Il faut expliquer aux jeunes que s’ils ont ce qu’ils ont aujourd’hui, c’est grâce à leurs parents, à leurs grands-parents, à leurs arrières grands-parents, qui se sont battus pour eux et pour que la France soit libre dans un monde en paix.


Il est extrêmement difficile de parler aux jeunes Français, de leur expliquer qu’effectivement dans peut-être dix ans, quinze ans, vingt ans, ils devront faire des sacrifices, parce que notre monde n’est pas celui des bisounours et que malheureusement l’être humain ne connaît que la puissance et la domination. À un moment donné, dans une démocratie où, en France tout est permis, où on peut tout dire jusqu’à insulter le président, où il n’y a jamais de sanction, il est extrêmement difficile d’imaginer qu’on va dire aux Français : « attention, un jour, la situation pourrait être plus dur et vous devrez faire des sacrifices. »


C’est un peu difficile de faire la morale aux jeunes mais l’Histoire est féroce.
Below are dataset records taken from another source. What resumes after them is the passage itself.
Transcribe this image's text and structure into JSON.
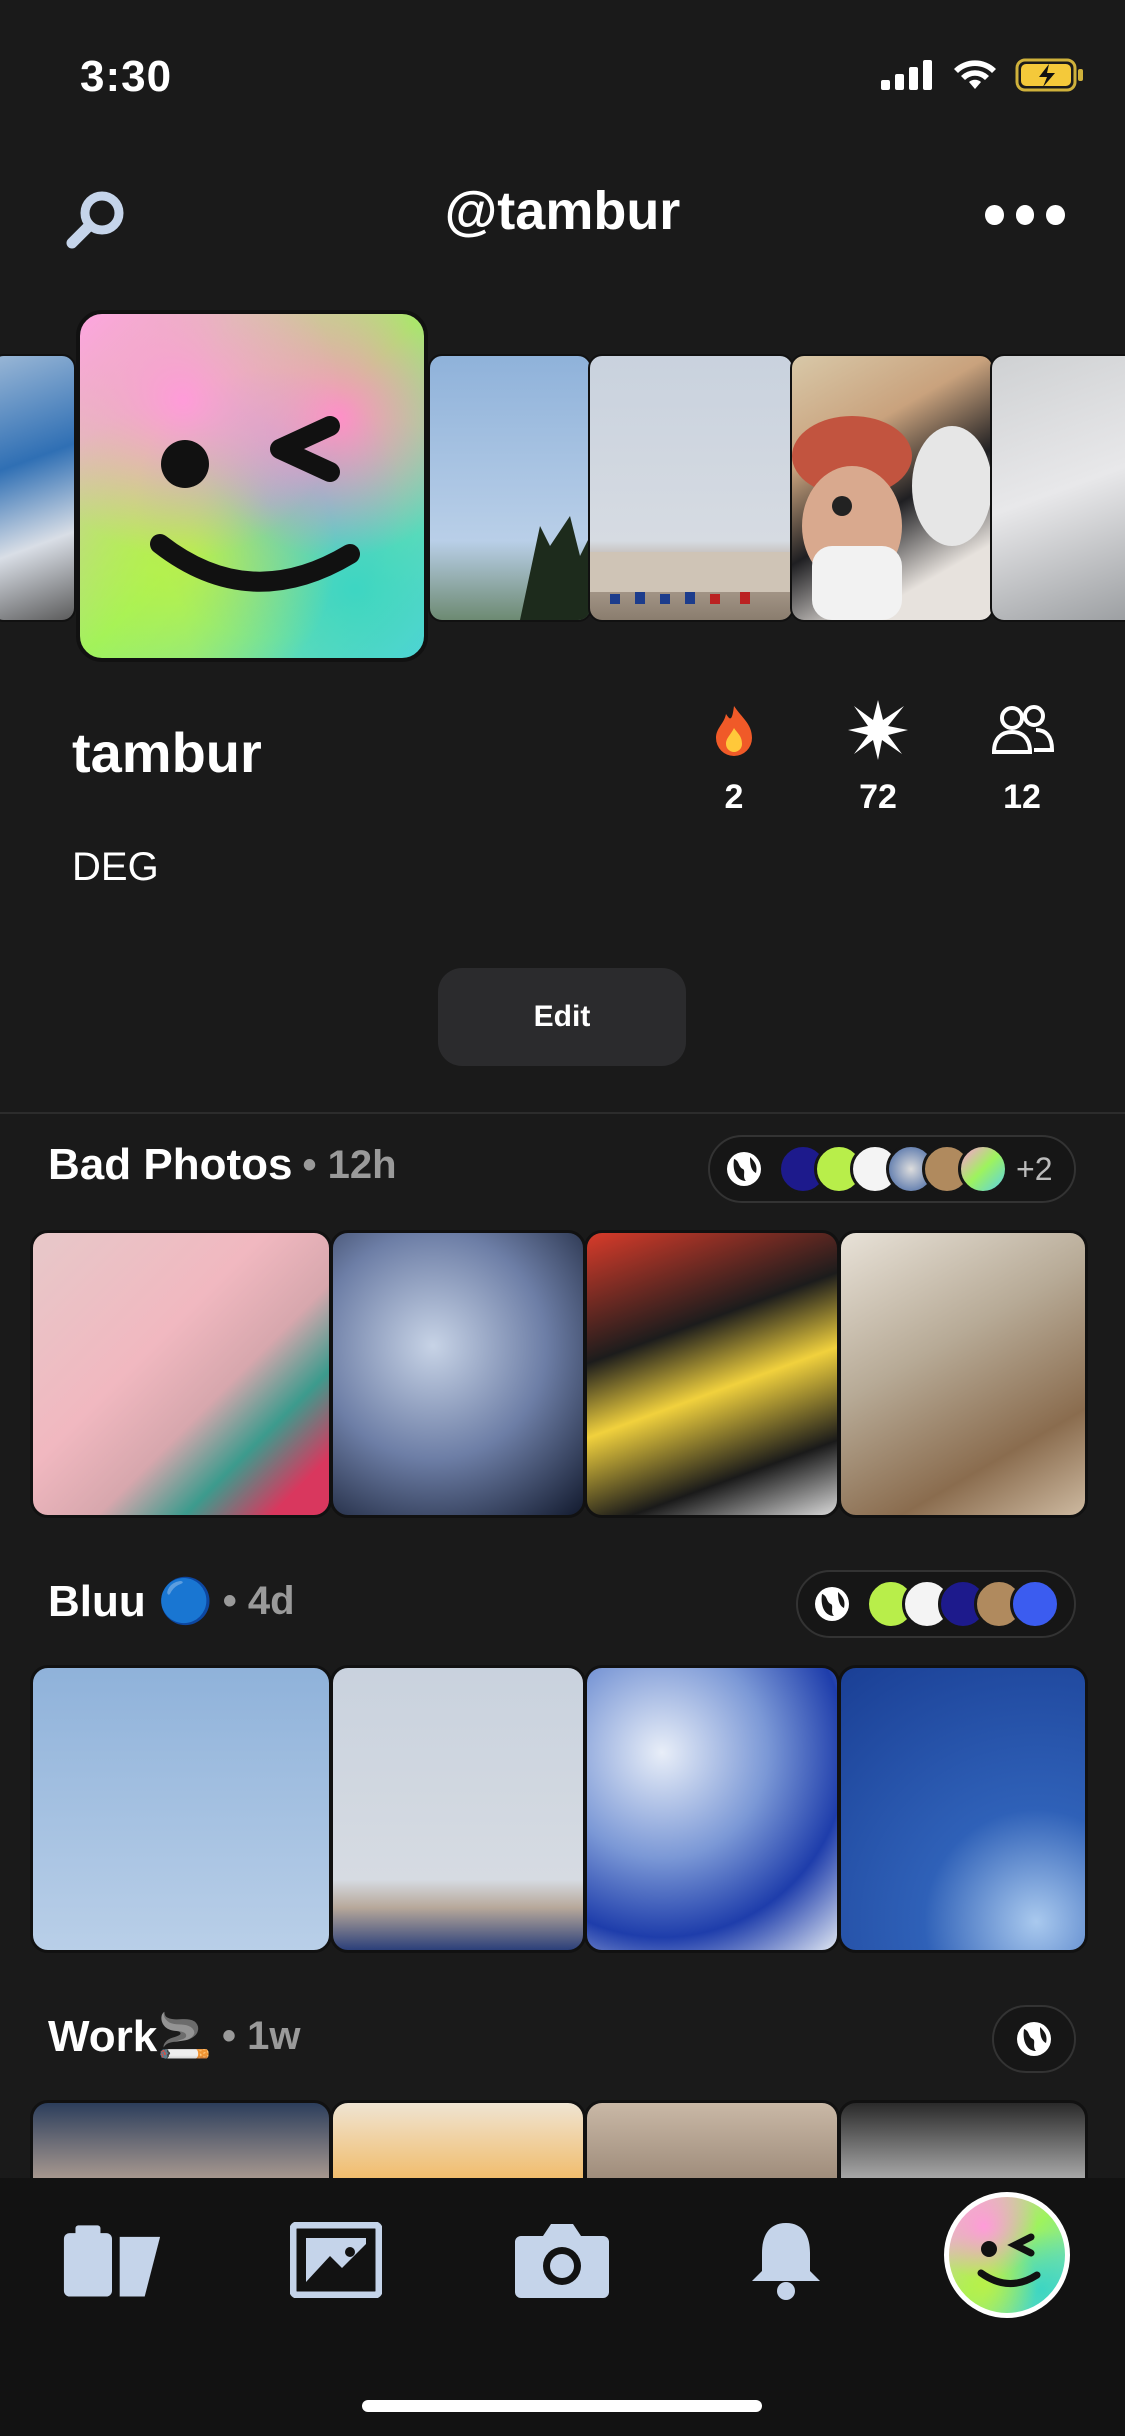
{
  "status_bar": {
    "time": "3:30"
  },
  "header": {
    "title": "@tambur"
  },
  "profile": {
    "name": "tambur",
    "bio": "DEG",
    "stats": [
      {
        "icon": "fire-icon",
        "value": "2"
      },
      {
        "icon": "sparkle-icon",
        "value": "72"
      },
      {
        "icon": "people-icon",
        "value": "12"
      }
    ],
    "edit_label": "Edit"
  },
  "albums": [
    {
      "title": "Bad Photos",
      "time": "• 12h",
      "extra_members": "+2"
    },
    {
      "title": "Bluu 🔵",
      "time": "• 4d"
    },
    {
      "title": "Work🚬",
      "time": "• 1w"
    }
  ],
  "tabbar": {
    "items": [
      "albums-icon",
      "photo-frame-icon",
      "camera-icon",
      "bell-icon",
      "profile-avatar"
    ]
  },
  "colors": {
    "background": "#1a1a1a",
    "tab_icon": "#c5d4ea",
    "pill_border": "#333333"
  }
}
Il ne faut jamais oublier les leçons que nous donne l’Histoire, nos grands Anciens se sont battus en 1914 et en 1939, sans qu’on leur ai demandé leur avis.


Non, aujourd’hui on croit que rien ne peut arriver, que tout est idéal, qu’on en a jamais assez, c’est un peu difficile de faire la morale aux jeunes mais l’Histoire est féroce. Il ne faut jamais oublier les leçons que nous donne l’Histoire, nos grands Anciens se sont battus en 1914 et en 1939, sans qu’on leur ai demandé leur avis, ils ont été mobilisés et il fallait qu’il fasse front, c’est pour ça qu’on va commémorer leur mémoire le 8 mai. Il faut expliquer aux jeunes que s’ils ont ce qu’ils ont aujourd’hui, c’est grâce à leurs parents, à leurs grands-parents, à leurs arrières grands-parents, qui se sont battus pour eux et pour que la France soit libre dans un monde en paix.


C’est pour ça qu’il est extrêmement important que des jeunes puissent perpétuer ce devoir de mémoire. Ceux qui sont allés rallumer la flamme sous l’Arc de triomphe, ont vu qu’on la ravive tous les soirs à 18 heures depuis 1919, peu de gens le savent pourtant. C’est triste mais malheureusement le temps délite, le temps abrège, le temps fait en sorte qu’on oublie tout puisqu’on ne vit plus que dans le présent et dans le lendemain. Je suis extrêmement inquiet pour le futur. Malheureusement, c’est extrêmement difficile.